El niño se levanta y se va a comprar un helado, y ella se queda mirándole.
-Luego vino él.
-¿Es tuyo? –pregunto. Pero ella parece algo mayor para ser su madre.
-Sí, por error. Es un niño muy guapo, muy afectuoso. Pero no es normal, sabes –está mirando hacia el sitio por donde ha desaparecido-. No tiene memoria.
-¿Quieres decir que es lento?
-No, era un niño brillante, iba dos clases por delante de los que le correspondía a su edad. Luego a los siete años tuvo un accidente cuando bajaba en bici de una montaña. Se dio un golpe en la cabeza. Desde entonces no puede recordar nada más que unos pocos minutos –se le llena la voz de una ternura acongojada-. Se le escapan las cosas.
-¿No recibes ninguna ayuda por él?
-Es pensionista. Recibe un poco más de la pensión mínima cada mes –me pregunto por el padre, pero no dice nada-. Ya vuelve Kolya.
Me pasa un helado también, un poco expectante, luego se pone a jugar con un ratón mecánico. De vez en cuando mira a su madre con la adoración desvalida de un niño pequeño. Mientras sus coetáneos están pendientes de los deportes o de las relaciones sexuales, él es capaz de imitar a todos los animales de Walt Disney. Se dirigen a San Petersburgo, dice su madre, con la esperanza de una nueva vida.

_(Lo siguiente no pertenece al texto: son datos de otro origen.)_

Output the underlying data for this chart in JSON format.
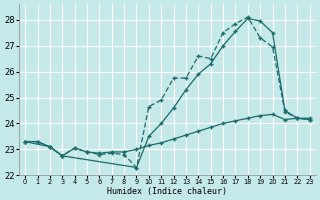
{
  "xlabel": "Humidex (Indice chaleur)",
  "bg_color": "#c5e8e8",
  "grid_color": "#ffffff",
  "line_color": "#1a6b6b",
  "x_ticks": [
    0,
    1,
    2,
    3,
    4,
    5,
    6,
    7,
    8,
    9,
    10,
    11,
    12,
    13,
    14,
    15,
    16,
    17,
    18,
    19,
    20,
    21,
    22,
    23
  ],
  "xlim": [
    -0.5,
    23.5
  ],
  "ylim": [
    22.0,
    28.6
  ],
  "y_ticks": [
    22,
    23,
    24,
    25,
    26,
    27,
    28
  ],
  "line1_x": [
    0,
    1,
    2,
    3,
    4,
    5,
    6,
    7,
    8,
    9,
    10,
    11,
    12,
    13,
    14,
    15,
    16,
    17,
    18,
    19,
    20,
    21,
    22,
    23
  ],
  "line1_y": [
    23.3,
    23.3,
    23.1,
    22.75,
    23.05,
    22.9,
    22.8,
    22.85,
    22.8,
    22.3,
    24.65,
    24.9,
    25.75,
    25.75,
    26.6,
    26.5,
    27.5,
    27.85,
    28.1,
    27.3,
    26.95,
    24.45,
    24.2,
    24.15
  ],
  "line2_x": [
    0,
    2,
    3,
    9,
    10,
    11,
    12,
    13,
    14,
    15,
    16,
    17,
    18,
    19,
    20,
    21,
    22,
    23
  ],
  "line2_y": [
    23.3,
    23.1,
    22.75,
    22.3,
    23.5,
    24.0,
    24.6,
    25.3,
    25.9,
    26.3,
    27.0,
    27.55,
    28.05,
    27.95,
    27.5,
    24.5,
    24.2,
    24.15
  ],
  "line3_x": [
    0,
    1,
    2,
    3,
    4,
    5,
    6,
    7,
    8,
    9,
    10,
    11,
    12,
    13,
    14,
    15,
    16,
    17,
    18,
    19,
    20,
    21,
    22,
    23
  ],
  "line3_y": [
    23.3,
    23.3,
    23.1,
    22.75,
    23.05,
    22.9,
    22.85,
    22.9,
    22.9,
    23.0,
    23.15,
    23.25,
    23.4,
    23.55,
    23.7,
    23.85,
    24.0,
    24.1,
    24.2,
    24.3,
    24.35,
    24.15,
    24.2,
    24.2
  ]
}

-Hay gente que se queda quieta, otros son gitanos como nosotros. Así es como somos nosotros. Hoy en día la gente no piensa más que en el dinero, en ella misma, no hay nada más. Pero Dios velará por nosotros.
Su hijo mayor vive en el extranjero, dice, y su hija está alejada de ella. Le revuelve el pelo a Kolya.
-Mi deber es estar a su lado. Él es mi futuro.
Lanza un pequeño suspiro de agobio o de satisfacción. Tendrá un niño para siempre.
P.D.: Las flores de la fotografía son gencianas, las flores más azules de la montaña.
7 comentarios:
Vaya coincidencia; ayer leí este capítulo, adoro sus retratos físicos y psicológicos...qué casualidad, hace meses que no lo leía.
Delicioso.
En cada relectura hay un golpe nuevo.
No he leído el último, el de la ruta de la seda. ¿Tú sí?
Sí, Ander. Me ha gustado, pero queda a muchas verstas de En Siberia.
Un libro magnífico.
Verstas, kopeks.
De En Siberia no se me olvidan dos cosas: el arranque y el cierre.
Me llegó hasta la médula. Abrazo, forajido.